The writer has excellent sea legs and the prose positively skims across the page when he’s out at sea. Just as in Patrick O Brien’s books, his depictions of naval life are full of colour and self assurance. The curious nature of naval etiquette, the complexity of the canvas sails, and the vividness of naval language are well covered. As is the contact that sailors of old had with their senses and intuition - the sound of rigging, of wind, of the sea, were important indicators of the weather which so affected their well being. The book made interesting comparisons between the mores of the new and old worlds. I was interested to read that the navy in America was better served with gunnery and more democratic but also less law abiding. The line between piracy and self defence, fine at the best of times for all nations, was at its finest among US ships. How the British navy managed to be so successful in defending its mercantile interests during the eighteenth and nineteenth centuries is a mystery; my own research about the British Admiral, Edward Vernon, has found that the system of impressing and poor pay resulted in constantly undermanned ships. This novel makes the same point. Given the camaraderie that develops between sailors at sea, the callow way in which Jack turned his back on his former comrades without so much as a pang of guilt or shame, was rather shocking. Jack is meant to be a decent sort and as such would have been more ‘conflicted’ by his treasonous change of sides.
Back on land the writer showed a lubberly lack of understanding of life in late eighteenth century Ireland and the book is full of errors. To be fair, understanding Ireland at the time is not easy since theory and practice can diverge. Following the Jacobite uprising under William 3rd, Britain introduced a series of Penal Laws which were not officially repealed until 1829. Their purpose was to give security to the Protestant ruling minority by making it illegal for Catholics to amass large land holdings, to hold meetings at which sedition might brew (including Catholic masses) or own weapons of war like powerful horses. When Britain was not at war, the penal laws were relaxed - they were difficult to enforce at the best of times, but even when not particularly active, few Catholic communities could afford a church building. Once Bonaparte became Britain’s enemy, the old Protestant distrust of the Catholic community reasserted itself; the Ascendancy’s main fear was that Ireland would be used as a back route into Britain. Joe O’Loughlin hasn’t fallen into the crude trap of assuming the Irish were wonderful and the British awful, but while friendship might have existed between Catholics and Protestants, there was a lid on self improvement on one side and an abiding sense of difference between the two groups.

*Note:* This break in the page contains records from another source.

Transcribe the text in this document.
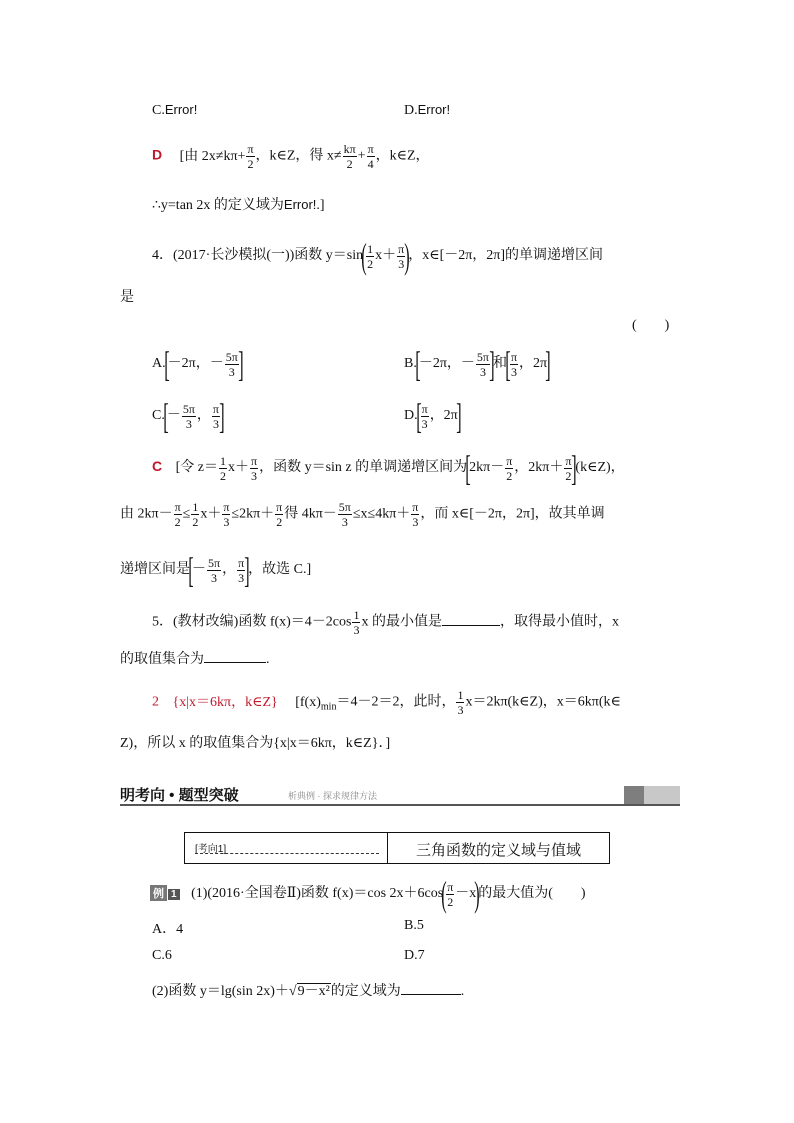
C.Error!	D.Error!
D [由 $2x\ne k\pi+ \frac{\pi}{2}$ ，k∈Z，得 $x\ne \frac{k\pi}{2} + \frac{\pi}{4}$ ，k∈Z，
∴y=tan 2x 的定义域为Error!.]
4．(2017·长沙模拟(一))函数 $y=\sin( \frac{1}{2} x+ \frac{\pi}{3}$ )，x∈[－2π，2π]的单调递增区间
是
(　　)
A.[－2π，－ $\frac{5\pi}{3}$ ]	B.[－2π，－ $\frac{5\pi}{3}$ ]和[ $\frac{\pi}{3}$ ，2π]
$C.[- \frac{5\pi}{3}$ ， $\frac{\pi}{3}$ ]	$D.[ \frac{\pi}{3}$ ，2π]
C [令 $z= \frac{1}{2} x+ \frac{\pi}{3}$ ，函数 y＝sin z 的单调递增区间为[$2k\pi- \frac{\pi}{2}$ ，$2k\pi+ \frac{\pi}{2}$ ](k∈Z)，
由 $2k\pi- \frac{\pi}{2} \le \frac{1}{2} x+ \frac{\pi}{3} \le 2k\pi+ \frac{\pi}{2}$ 得 $4k\pi- \frac{5\pi}{3} \le x\le 4k\pi+ \frac{\pi}{3}$ ，而 x∈[－2π，2π]，故其单调
递增区间是[－ $\frac{5\pi}{3}$ ， $\frac{\pi}{3}$ ]，故选 C.]
5．(教材改编)函数 $f(x)=4-2\cos \frac{1}{3}$ x 的最小值是	，取得最小值时，x
的取值集合为	.
2 {x|x＝6kπ，k∈Z} [$f(x)_{min}=4-2=2$，此时， $\frac{1}{3}$ x＝2kπ(k∈Z)，x＝6kπ(k∈
Z)，所以 x 的取值集合为{x|x＝6kπ，k∈Z}．]
明考向 • 题型突破	析典例 · 探求规律方法
[考向1]	三角函数的定义域与值域
例 1 (1)(2016·全国卷Ⅱ)函数 f(x)＝cos $2x+6\cos( \frac{\pi}{2} -x)$的最大值为(　　)
A．4	B.5
C.6	D.7
(2)函数 y＝lg(sin 2x)＋√9－x²的定义域为	.
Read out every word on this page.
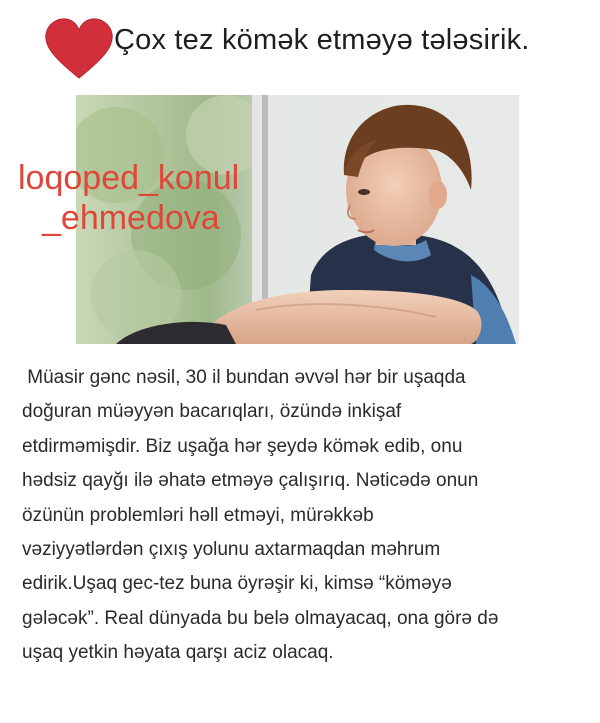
Çox tez kömək etməyə tələsirik.
loqoped_konul
_ehmedova
Müasir gənc nəsil, 30 il bundan əvvəl hər bir uşaqda
doğuran müəyyən bacarıqları, özündə inkişaf
etdirməmişdir. Biz uşağa hər şeydə kömək edib, onu
hədsiz qayğı ilə əhatə etməyə çalışırıq. Nəticədə onun
özünün problemləri həll etməyi, mürəkkəb
vəziyyətlərdən çıxış yolunu axtarmaqdan məhrum
edirik.Uşaq gec-tez buna öyrəşir ki, kimsə “köməyə
gələcək”. Real dünyada bu belə olmayacaq, ona görə də
uşaq yetkin həyata qarşı aciz olacaq.
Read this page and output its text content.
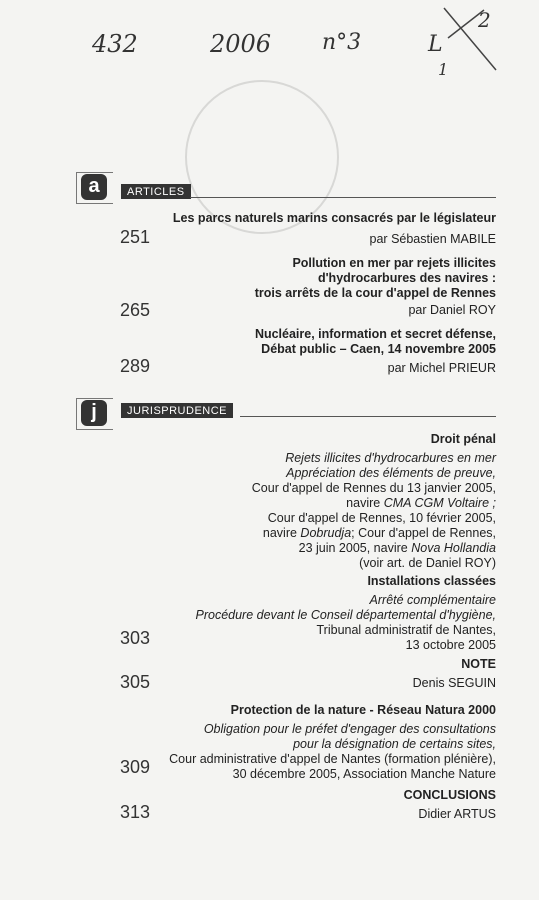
432	2006 n°3	L
1
2
a	ARTICLES
Les parcs naturels marins consacrés par le législateur
251	par Sébastien MABILE
Pollution en mer par rejets illicites
d'hydrocarbures des navires :
trois arrêts de la cour d'appel de Rennes
265	par Daniel ROY
Nucléaire, information et secret défense,
Débat public – Caen, 14 novembre 2005
289	par Michel PRIEUR
j	JURISPRUDENCE
Droit pénal
Rejets illicites d'hydrocarbures en mer
Appréciation des éléments de preuve,
Cour d'appel de Rennes du 13 janvier 2005,
navire CMA CGM Voltaire ;
Cour d'appel de Rennes, 10 février 2005,
navire Dobrudja; Cour d'appel de Rennes,
23 juin 2005, navire Nova Hollandia
(voir art. de Daniel ROY)
Installations classées
Arrêté complémentaire
Procédure devant le Conseil départemental d'hygiène,
Tribunal administratif de Nantes,
303	13 octobre 2005
NOTE
305	Denis SEGUIN
Protection de la nature - Réseau Natura 2000
Obligation pour le préfet d'engager des consultations
pour la désignation de certains sites,
Cour administrative d'appel de Nantes (formation plénière),
309	30 décembre 2005, Association Manche Nature
CONCLUSIONS
313	Didier ARTUS
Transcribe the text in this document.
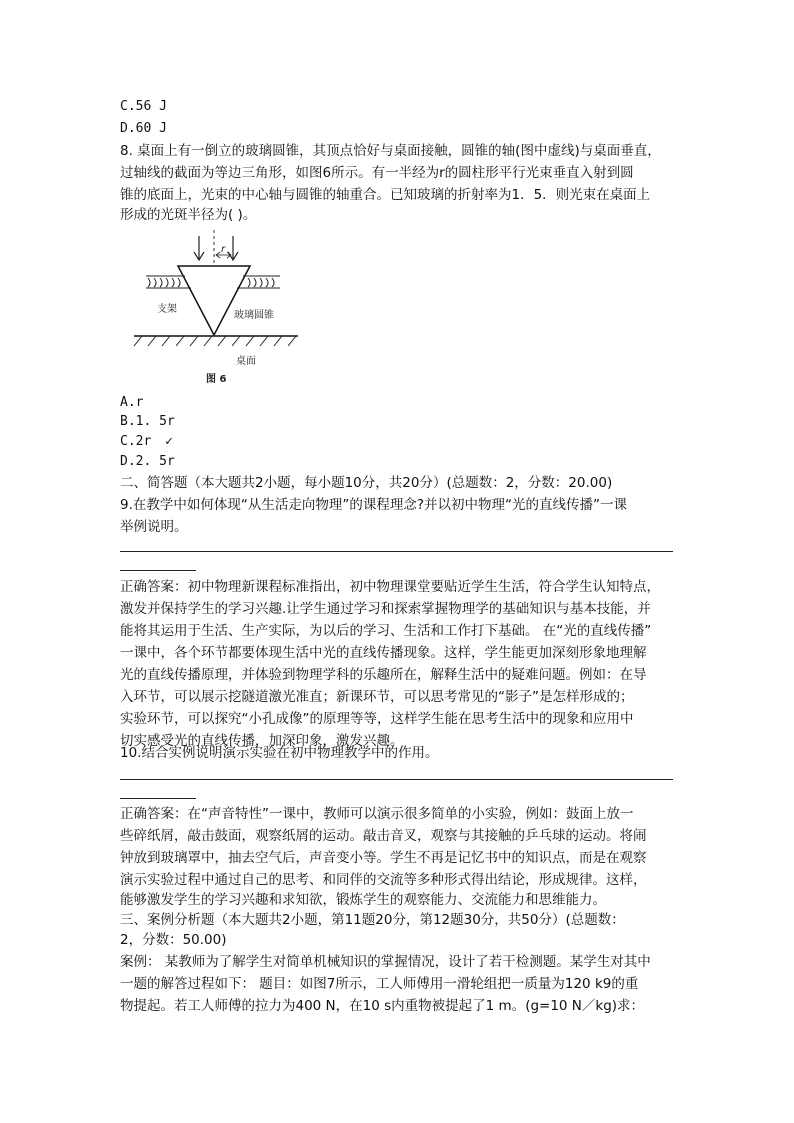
C.56 J
D.60 J
8. 桌面上有一倒立的玻璃圆锥，其顶点恰好与桌面接触，圆锥的轴(图中虚线)与桌面垂直，
过轴线的截面为等边三角形，如图6所示。有一半经为r的圆柱形平行光束垂直入射到圆
锥的底面上，光束的中心轴与圆锥的轴重合。已知玻璃的折射率为1．5．则光束在桌面上
形成的光斑半径为( )。
r
支架
玻璃圆锥
桌面
图 6
A.r
B.1. 5r
C.2r ✓
D.2. 5r
二、简答题（本大题共2小题，每小题10分，共20分）(总题数：2，分数：20.00)
9.在教学中如何体现“从生活走向物理”的课程理念?并以初中物理“光的直线传播”一课
举例说明。
正确答案：初中物理新课程标准指出，初中物理课堂要贴近学生生活，符合学生认知特点，
激发并保持学生的学习兴趣.让学生通过学习和探索掌握物理学的基础知识与基本技能，并
能将其运用于生活、生产实际，为以后的学习、生活和工作打下基础。 在“光的直线传播”
一课中，各个环节都要体现生活中光的直线传播现象。这样，学生能更加深刻形象地理解
光的直线传播原理，并体验到物理学科的乐趣所在，解释生活中的疑难问题。例如：在导
入环节，可以展示挖隧道激光准直；新课环节，可以思考常见的“影子”是怎样形成的；
实验环节，可以探究“小孔成像”的原理等等，这样学生能在思考生活中的现象和应用中
切实感受光的直线传播，加深印象，激发兴趣。
10.结合实例说明演示实验在初中物理教学中的作用。
正确答案：在“声音特性”一课中，教师可以演示很多简单的小实验，例如：鼓面上放一
些碎纸屑，敲击鼓面，观察纸屑的运动。敲击音叉，观察与其接触的乒乓球的运动。将闹
钟放到玻璃罩中，抽去空气后，声音变小等。学生不再是记忆书中的知识点，而是在观察
演示实验过程中通过自己的思考、和同伴的交流等多种形式得出结论，形成规律。这样，
能够激发学生的学习兴趣和求知欲，锻炼学生的观察能力、交流能力和思维能力。
三、案例分析题（本大题共2小题，第11题20分，第12题30分，共50分）(总题数：
2，分数：50.00)
案例： 某教师为了解学生对简单机械知识的掌握情况，设计了若干检测题。某学生对其中
一题的解答过程如下： 题目：如图7所示，工人师傅用一滑轮组把一质量为120 k9的重
物提起。若工人师傅的拉力为400 N，在10 s内重物被提起了1 m。(g=10 N／kg)求：
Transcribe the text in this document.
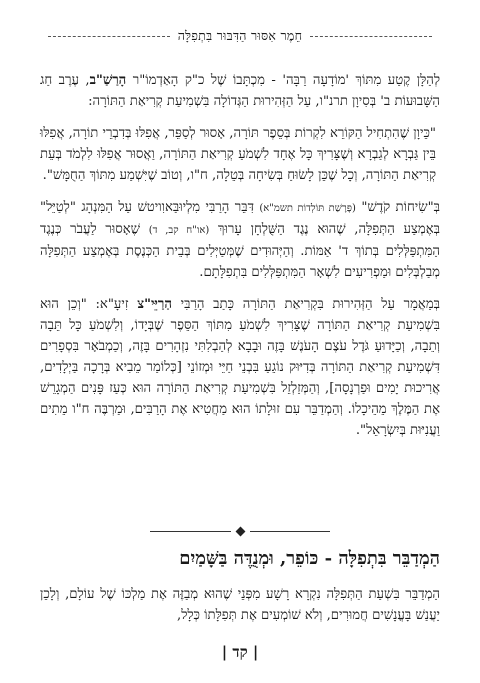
חֵמֶר אִסּוּר הַדִּבּוּר בִּתְפִלָּה

לְהַלָּן קֶטַע מִתּוֹךְ 'מוֹדָעָה רַבָּה' - מִכְתָּבוֹ שֶׁל כ"ק הָאַדְמוֹ"ר הָרַשַׁ"ב, עֶרֶב חַג הַשָּׁבוּעוֹת ב' בְּסִיוָן תרנ"ו, עַל הַזְּהִירוּת הַגְּדוֹלָה בִּשְׁמִיעַת קְרִיאַת הַתּוֹרָה:

"כֵּיוָן שֶׁהִתְחִיל הַקּוֹרֵא לִקְרוֹת בְּסֵפֶר תּוֹרָה, אָסוּר לְסַפֵּר, אֲפִלּוּ בְּדִבְרֵי תוֹרָה, אֲפִלּוּ בֵּין גַּבְרָא לְגַבְרָא וְשֶׁצָּרִיךְ כָּל אֶחָד לִשְׁמֹעַ קְרִיאַת הַתּוֹרָה, וַאֲסוּר אֲפִלּוּ לִלְמֹד בְּעֵת קְרִיאַת הַתּוֹרָה, וְכָל שֶׁכֵּן לָשׂוּחַ בְּשִׂיחָה בְּטֵלָה, ח"ו, וְטוֹב שֶׁיִּשְׁמַע מִתּוֹךְ הַחֻמָּשׁ".

בְּ"שִׂיחוֹת קֹדֶשׁ" (פָּרָשַׁת תּוֹלְדוֹת תשמ"א) דִּבֵּר הָרַבִּי מִלְיוּבַּאוִויטשׁ עַל הַמִּנְהָג "לְטַיֵּל" בְּאֶמְצַע הַתְּפִלָּה, שֶׁהוּא נֶגֶד הַשֻּׁלְחָן עָרוּךְ (או"ח קב, ד) שֶׁאָסוּר לַעֲבֹר כְּנֶגֶד הַמִּתְפַּלְּלִים בְּתוֹךְ ד' אַמּוֹת. וְהַיְּהוּדִים שֶׁמְּטַיְּלִים בְּבֵית הַכְּנֶסֶת בְּאֶמְצַע הַתְּפִלָּה מְבַלְבְּלִים וּמַפְרִיעִים לִשְׁאָר הַמִּתְפַּלְּלִים בִּתְפִלָּתָם.

בְּמַאֲמָר עַל הַזְּהִירוּת בִּקְרִיאַת הַתּוֹרָה כָּתַב הָרַבִּי הַרַיֵּי"צ זִיעָ"א: "וְכֵן הוּא בִּשְׁמִיעַת קְרִיאַת הַתּוֹרָה שֶׁצָּרִיךְ לִשְׁמֹעַ מִתּוֹךְ הַסֵּפֶר שֶׁבְּיָדוֹ, וְלִשְׁמֹעַ כָּל תֵּבָה וְתֵבָה, וְכַיָּדוּעַ גֹּדֶל עֹצֶם הָעֹנֶשׁ בָּזֶה וּבָבָא לְהַבְלִתִּי נִזְהָרִים בָּזֶה, וְכַמְבֹאָר בִּסְפָרִים דִּשְׁמִיעַת קְרִיאַת הַתּוֹרָה בְּדִיּוּק נוֹגֵעַ בִּבְנֵי חַיֵּי וּמְזוֹנֵי [כְּלוֹמַר מֵבִיא בְּרָכָה בַּיְלָדִים, אֲרִיכוּת יָמִים וּפַרְנָסָה], וְהַמְּזַלְזֵל בִּשְׁמִיעַת קְרִיאַת הַתּוֹרָה הוּא כְּעַז פָּנִים הַמְגָרֵשׁ אֶת הַמֶּלֶךְ מֵהֵיכָלוֹ. וְהַמְדַבֵּר עִם זוּלָתוֹ הוּא מַחֲטִיא אֶת הָרַבִּים, וּמַרְבֶּה ח"ו מֵתִים וַעֲנִיּוּת בְּיִשְׂרָאֵל".

הַמְדַבֵּר בִּתְפִלָּה - כּוֹפֵר, וּמְנֻדֶּה בַּשָּׁמַיִם
הַמְדַבֵּר בִּשְׁעַת הַתְּפִלָּה נִקְרָא רָשָׁע מִפְּנֵי שֶׁהוּא מְבַזֶּה אֶת מַלְכּוֹ שֶׁל עוֹלָם, וְלָכֵן יַעֲנַשׁ בָּעֳנָשִׁים חֲמוּרִים, וְלֹא שׁוֹמְעִים אֶת תְּפִלָּתוֹ כְּלָל,
| קד |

I hope that when Joe O’Loughlin embarks on his next book, his historical research will include reading local writers whose books cover the times of which he writes; Irish social history is particularly well served by the likes of Walter Macken and J B Keane, even Anthony Trollope who worked in Ireland during the famines of 1845-49. I also hope he learns not to succumb to the fault of ‘modernising’ the past. This was most evident in all scenes involving Jack’s relations with young women. Women of good birth would most certainly not have slipped into his bed before marriage for the simple reason that pregnancy would have bought shame on them and their family. I say this with humility because I am a debut historical novelist myself and no doubt my own depiction of the eighteenth century is also full of faults. Perhaps though, because of this, I am sensitive to where the past is well handled and when it isn’t. Gallagher’s Prize has examples of both.